UNCLE REMUS: I didn't want no attention like a motion picture. But it was the only way I could live here. So, we made a little deal. He made his motion picture, and I told my stories. When those two things came together, it made a kinda door, and I walked right on through. I never went back. But there ain't no place for a foolish old man like me no more. I made sure my stories lived on in Toby and his family, and had Mr. Walt lock up the motion picture forever. Least, he said he would.
NINA: He didn't?
UNCLE REMUS: Well, it would have looked mighty suspicious if he never showed it to nobody. So, he treated it like any other motion picture. Said he'd re-release it at least once before he died, too. But then they'd pull something clever, start a rumor so's people wouldn't even want to see it no more. Once Mr. Walt died, everyone who worked for him said the motion picture weren't no good for new-fangled audiences. Just a foolish old motion picture about a foolish old man who don't know how to talk proper and don't represent modern ideas. I'm sure some people still watch it somehow. Mickey told me about something he calls the "Internet," but I don't rightly understand. But I don't care. So long as no one pays me any mind.

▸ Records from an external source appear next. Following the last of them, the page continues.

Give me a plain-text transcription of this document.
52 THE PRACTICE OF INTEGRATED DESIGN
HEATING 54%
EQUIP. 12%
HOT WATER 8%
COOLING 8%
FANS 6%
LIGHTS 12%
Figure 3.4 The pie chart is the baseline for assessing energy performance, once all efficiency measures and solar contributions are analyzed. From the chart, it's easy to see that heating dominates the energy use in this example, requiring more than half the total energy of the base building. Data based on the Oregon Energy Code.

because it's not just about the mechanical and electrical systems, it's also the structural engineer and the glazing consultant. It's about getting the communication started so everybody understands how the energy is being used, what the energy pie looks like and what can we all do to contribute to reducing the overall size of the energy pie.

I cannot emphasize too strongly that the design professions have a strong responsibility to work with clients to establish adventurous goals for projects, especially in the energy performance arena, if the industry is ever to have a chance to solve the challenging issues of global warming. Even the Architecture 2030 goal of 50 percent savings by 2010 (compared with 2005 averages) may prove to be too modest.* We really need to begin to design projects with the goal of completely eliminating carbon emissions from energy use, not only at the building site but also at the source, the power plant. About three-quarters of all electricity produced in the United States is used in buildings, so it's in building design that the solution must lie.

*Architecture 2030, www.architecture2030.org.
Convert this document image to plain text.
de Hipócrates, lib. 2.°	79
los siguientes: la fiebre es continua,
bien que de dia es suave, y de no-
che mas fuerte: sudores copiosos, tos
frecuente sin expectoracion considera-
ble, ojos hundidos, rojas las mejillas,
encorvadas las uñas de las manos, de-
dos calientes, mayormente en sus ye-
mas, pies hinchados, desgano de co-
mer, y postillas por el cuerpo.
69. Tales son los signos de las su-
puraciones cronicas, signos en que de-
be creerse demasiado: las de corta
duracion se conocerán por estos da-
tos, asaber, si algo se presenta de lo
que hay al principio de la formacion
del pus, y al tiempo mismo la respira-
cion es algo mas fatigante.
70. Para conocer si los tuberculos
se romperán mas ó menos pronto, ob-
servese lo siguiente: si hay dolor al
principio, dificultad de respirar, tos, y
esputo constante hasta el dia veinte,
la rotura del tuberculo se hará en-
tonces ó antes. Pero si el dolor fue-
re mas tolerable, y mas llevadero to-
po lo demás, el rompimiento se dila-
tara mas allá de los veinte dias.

NINO: I still don't get it. Why don't you want any attention? You must be lonely!
UNCLE REMUS: No, Honey. I've lost enough friends. Here, I gots friends like myself who can't die. Friends like Mickey and Donald and everyone else. And once y'all save the multiverse, all my other friends can come back.
NINA: What do you mean?
UNCLE REMUS: Well... Used to be that the multiverse was all connected. People could go from one world to t'other right easy. But when the danger started, Mickey suspected that all that hopping around would make it spread faster. So, he put walls down between 'em all, and erased almost everyone's memories of all the hopping. Even my friends who was here before me, like Snow White, Peter Pan, Alice... they don't remember me none. But once you've saved all the worlds, things'll go back the way they was.
NINO: What about us? If this guy Disney made a bunch of cartoon movies, then how come I don't remember them?
UNCLE REMUS: That ain't the same. I can't tell you any more right now, not yet. Gotta wait until you're all together. You got three more friends a-coming. But once you've saved the multiverse, all your memories'll come back, sure enough.
I have so many questions, but I don't know where to begin. I guess he won't tell us everything, but... this is a lot to take in all at once.
This is super-scary! Is he saying that I might have lots and lots of friends that I just don't remember? This is super-cray!